Gospel Principles Lesson One: Our Heavenly Father
–From Robert Fulghum:
“[My mother's maiden name] was Howard. She came from a big Memphis clan that was pretty close and was referred to as the Howard Family. As a small child, I thought of myself as a member of the Howard Family because it was often an item of conversation as in “The Howard Family is getting together,’ and The Howard Family thinks people should write letters to their grandmother.” The matriarch, my grandmother, was referred to as Mother Howard. . . . Howard was a name that was important to me from early on in my life. What happened was that I got packed off to Sunday School at around age four and the first thing I learned was the Lord’s Prayer, which begins “Our Father, which art in heaven, Hallowed by Thy name.” And what I heard was “Our Father, which art in heaven, HOWARD be Thy name.” And since little kids tend to mutter prayers anyhow, nobody realized what I was saying was Howard. And believing I was a member of His family–the Howards. Since I was told that my grandfather had died and gone to heaven, God and my grandfather got all mixed up in my mind as one and the same. Which meant that I had a pretty comfy notion about God. When I knelt beside my bed each night and prayed, “Our Father, which art in heaven, Howard be thy name,” I thought about my grandfather and what a big shot he was because, of course, the prayer ends with “For Thine is the kingdom, the power, and the glory forever and ever, Amen.” I went to bed feeling pretty well connected to the universe for a long, long time. It was a Howard Family Enterprise. All human images of the ultimate . . . are metaphors, and as metaphors go, this is a pretty homey one. And I thought it for so long that even when I passed through all those growing-up stages of skepticism, disbelief, revision and confusion–somewhere in my mind I still believed in Howard. Because at the heart of that childhood image there is no alienation.”
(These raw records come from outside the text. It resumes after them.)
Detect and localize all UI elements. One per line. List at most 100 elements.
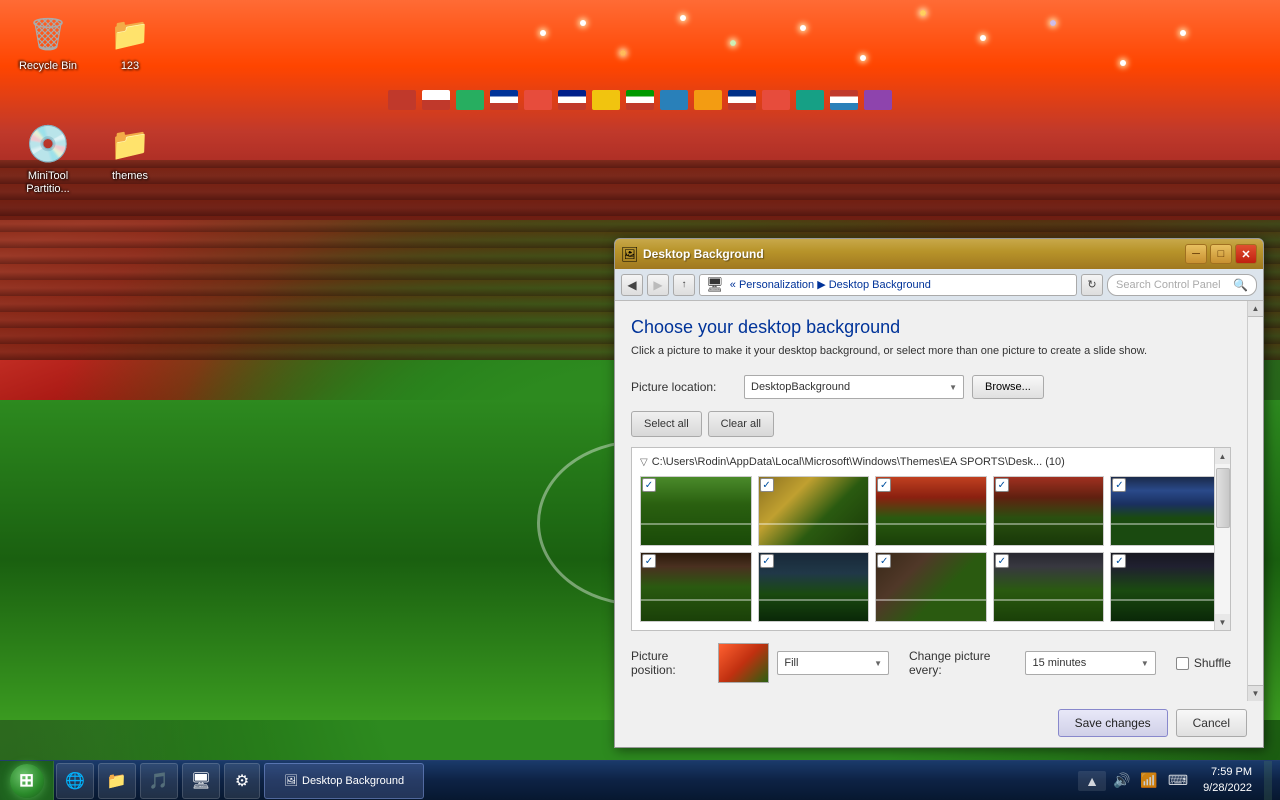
- thumb-checkbox-9[interactable]: ✓: [995, 554, 1009, 568]
- select-clear-row: Select all Clear all: [631, 411, 1231, 437]
- tray-speaker-icon[interactable]: 🔊: [1110, 772, 1133, 789]
- wallpaper-folder-path: ▽ C:\Users\Rodin\AppData\Local\Microsoft…: [640, 456, 1222, 468]
- wallpaper-thumb-7[interactable]: ✓: [758, 552, 870, 622]
- wallpaper-thumb-2[interactable]: ✓: [758, 476, 870, 546]
- taskbar-ie-button[interactable]: 🌐: [56, 763, 94, 799]
- desktop: 🗑 Recycle Bin 📁 123 💿 MiniTool Partitio.…: [0, 0, 1280, 800]
- thumb-checkbox-8[interactable]: ✓: [877, 554, 891, 568]
- taskbar-cp-window-button[interactable]: 🖼 Desktop Background: [264, 763, 424, 799]
- close-button[interactable]: ✕: [1235, 244, 1257, 264]
- flag: [524, 90, 552, 110]
- wallpaper-grid: ✓ ✓: [640, 476, 1222, 622]
- thumb-image-8: [875, 552, 987, 622]
- flag: [830, 90, 858, 110]
- thumb-checkbox-6[interactable]: ✓: [642, 554, 656, 568]
- browse-button[interactable]: Browse...: [972, 375, 1044, 399]
- cancel-button[interactable]: Cancel: [1176, 709, 1247, 737]
- thumb-checkbox-7[interactable]: ✓: [760, 554, 774, 568]
- save-changes-button[interactable]: Save changes: [1058, 709, 1168, 737]
- tray-keyboard-icon[interactable]: ⌨: [1165, 772, 1191, 789]
- main-scroll-area[interactable]: Choose your desktop background Click a p…: [615, 301, 1247, 701]
- minitool-label: MiniTool Partitio...: [8, 170, 88, 196]
- thumb-checkbox-4[interactable]: ✓: [995, 478, 1009, 492]
- firework: [620, 50, 626, 56]
- clock-date: 9/28/2022: [1203, 781, 1252, 796]
- thumb-image-5: [1110, 476, 1222, 546]
- window-scroll-down[interactable]: ▼: [1248, 685, 1264, 701]
- folder-123-label: 123: [121, 60, 139, 73]
- maximize-button[interactable]: □: [1210, 244, 1232, 264]
- desktop-icon-themes[interactable]: 📁 themes: [90, 120, 170, 183]
- thumb-image-6: [640, 552, 752, 622]
- firework: [1120, 60, 1126, 66]
- taskbar-cp-label: Desktop Background: [302, 775, 404, 787]
- tray-show-button[interactable]: ▲: [1078, 771, 1106, 791]
- up-button[interactable]: ↑: [673, 274, 695, 296]
- wallpaper-thumb-9[interactable]: ✓: [993, 552, 1105, 622]
- window-scrollbar[interactable]: ▲ ▼: [1247, 301, 1263, 701]
- thumb-image-9: [993, 552, 1105, 622]
- thumb-image-7: [758, 552, 870, 622]
- wallpaper-thumb-1[interactable]: ✓: [640, 476, 752, 546]
- taskbar-monitor-button[interactable]: 🖥: [182, 763, 220, 799]
- shuffle-checkbox-label[interactable]: Shuffle: [1176, 656, 1231, 670]
- tray-network-icon[interactable]: 📶: [1137, 772, 1160, 789]
- wallpaper-thumb-6[interactable]: ✓: [640, 552, 752, 622]
- scroll-thumb[interactable]: [1216, 468, 1230, 528]
- taskbar-settings-button[interactable]: ⚙: [224, 763, 260, 799]
- window-content: Choose your desktop background Click a p…: [615, 301, 1263, 701]
- picture-location-dropdown[interactable]: DesktopBackground: [744, 375, 964, 399]
- desktop-icon-123[interactable]: 📁 123: [90, 10, 170, 73]
- window-icon: 🖼: [621, 246, 637, 262]
- picture-position-dropdown[interactable]: Fill: [777, 651, 889, 675]
- wallpaper-thumb-3[interactable]: ✓: [875, 476, 987, 546]
- flag: [592, 90, 620, 110]
- search-box[interactable]: Search Control Panel 🔍: [1107, 274, 1257, 296]
- firework: [680, 15, 686, 21]
- forward-button[interactable]: ▶: [647, 274, 669, 296]
- search-placeholder: Search Control Panel: [1116, 279, 1221, 291]
- thumb-checkbox-10[interactable]: ✓: [1112, 554, 1126, 568]
- firework: [860, 55, 866, 61]
- thumb-checkbox-5[interactable]: ✓: [1112, 478, 1126, 492]
- show-desktop-button[interactable]: [1264, 761, 1272, 800]
- change-every-dropdown[interactable]: 15 minutes: [1025, 651, 1155, 675]
- change-every-value: 15 minutes: [1032, 657, 1086, 669]
- select-all-button[interactable]: Select all: [631, 411, 702, 437]
- taskbar-media-button[interactable]: 🎵: [140, 763, 178, 799]
- minitool-icon: 💿: [24, 120, 72, 168]
- start-button[interactable]: ⊞: [0, 761, 54, 800]
- thumb-checkbox-3[interactable]: ✓: [877, 478, 891, 492]
- desktop-icon-recycle-bin[interactable]: 🗑 Recycle Bin: [8, 10, 88, 73]
- clear-all-button[interactable]: Clear all: [708, 411, 774, 437]
- recycle-bin-label: Recycle Bin: [19, 60, 77, 73]
- thumb-checkbox-2[interactable]: ✓: [760, 478, 774, 492]
- wallpaper-thumb-10[interactable]: ✓: [1110, 552, 1222, 622]
- firework: [730, 40, 736, 46]
- refresh-button[interactable]: ↻: [1081, 274, 1103, 296]
- scroll-up-arrow[interactable]: ▲: [1215, 448, 1231, 464]
- firework: [1050, 20, 1056, 26]
- flag: [456, 90, 484, 110]
- taskbar-right: ▲ 🔊 📶 ⌨ 7:59 PM 9/28/2022: [1078, 761, 1280, 800]
- window-scroll-up[interactable]: ▲: [1248, 301, 1264, 317]
- wallpaper-scrollbar[interactable]: ▲ ▼: [1214, 448, 1230, 630]
- wallpaper-thumb-5[interactable]: ✓: [1110, 476, 1222, 546]
- wallpaper-thumb-8[interactable]: ✓: [875, 552, 987, 622]
- clock[interactable]: 7:59 PM 9/28/2022: [1195, 765, 1260, 796]
- thumb-checkbox-1[interactable]: ✓: [642, 478, 656, 492]
- start-orb: ⊞: [10, 764, 44, 798]
- wallpaper-inner: ▽ C:\Users\Rodin\AppData\Local\Microsoft…: [632, 448, 1230, 630]
- back-button[interactable]: ◀: [621, 274, 643, 296]
- minimize-button[interactable]: ─: [1185, 244, 1207, 264]
- scroll-down-arrow[interactable]: ▼: [1215, 614, 1231, 630]
- thumb-image-10: [1110, 552, 1222, 622]
- folder-path-text: C:\Users\Rodin\AppData\Local\Microsoft\W…: [652, 456, 1065, 468]
- wallpaper-thumb-4[interactable]: ✓: [993, 476, 1105, 546]
- thumb-image-4: [993, 476, 1105, 546]
- picture-position-value: Fill: [784, 657, 798, 669]
- taskbar-explorer-button[interactable]: 📁: [98, 763, 136, 799]
- recycle-bin-icon: 🗑: [24, 10, 72, 58]
- desktop-icon-minitool[interactable]: 💿 MiniTool Partitio...: [8, 120, 88, 196]
- shuffle-checkbox[interactable]: [1176, 657, 1189, 670]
–I love this story because of the delicious mixture of getting the nature of God absolutely right and absolutely wrong at the same time. Also because his knowledge–even imperfect–blessed his life. Obviously, Howard isn’t God. But–and would that it were also obvious to each of us–God is as close to us as a grandparent. I hope in this lesson we can think about what we know about God, how that knowledge blesses our lives, and what we can do to know more about God–to refine our knowledge and maybe even get rid of some misconceptions.
There Is A God
–I’m going to share my personal story of first knowing of the reality of God. Ask: Does anyone else have a similar experience that they would like to share?
–If you knew someone who was doubting the existence of God, what would you tell her?
–Read Alma 30:44. Some people take the same data (i.e., existence of planets, natural elements) and reach the opposite conclusion (=that there is no God). What do you do with that? How do you develop the perspective that lets you take something (stars, plants, whatever) and see God’s hand in it as opposed to seeing the absence of God from it? How might this be relevant to your life?
–There are so many titles for God in the scriptures. Which ones resonate with you and why? I like JS’s “great parent” mentioned in this section!
The Nature of God
–”Because we are made in His image, we know that our bodies are like His body.” How does this (or: how should this) affect how we think about our bodies?
–Issue of God’s attributes: What difference does it (or: should it) make? Is this something you think about: “I should be more merciful because God is merciful?”
Coming to Know God
–”Knowing God is so important that the Savior said, “This is life eternal, that they might know thee the only true God, and Jesus Christ, whom thou hast sent”
–My experience (no details): God doesn’t always want us to suffer as much as possible. What have you learned about God through your own experiences? Have you had any misconceptions cleared up?
–What have you found most effective in your efforts to come to know God? What hasn’t worked?
–Mosiah 4:9. Interesting contrast with the above section on the nature of God: What do we do with the fact that we can’t know everything about God and about God’s plan?
–I was talking to my husband recently about how sometimes, it seems to me, Mormons can be arrogant in acting as if they know everything about God. He said, “It’s like a computer. People think they know how it works, but they don’t.” I thought that was a perfect image: you probably know enough to use a computer, but not build one. You know some things (No magnets! Ask me how I know that!), but you don’t know others. But you know enough to operate it. Similarly, we know enough to pray, to gain salvation, etc., but we can’t claim we know everything about God. Thoughts?
The manual introduction says this: “You can find answers to life’s questions, gain an assurance of your purpose and self-worth, and face personal and family challenges with faith.” What in this lesson can help you meet each of these goals?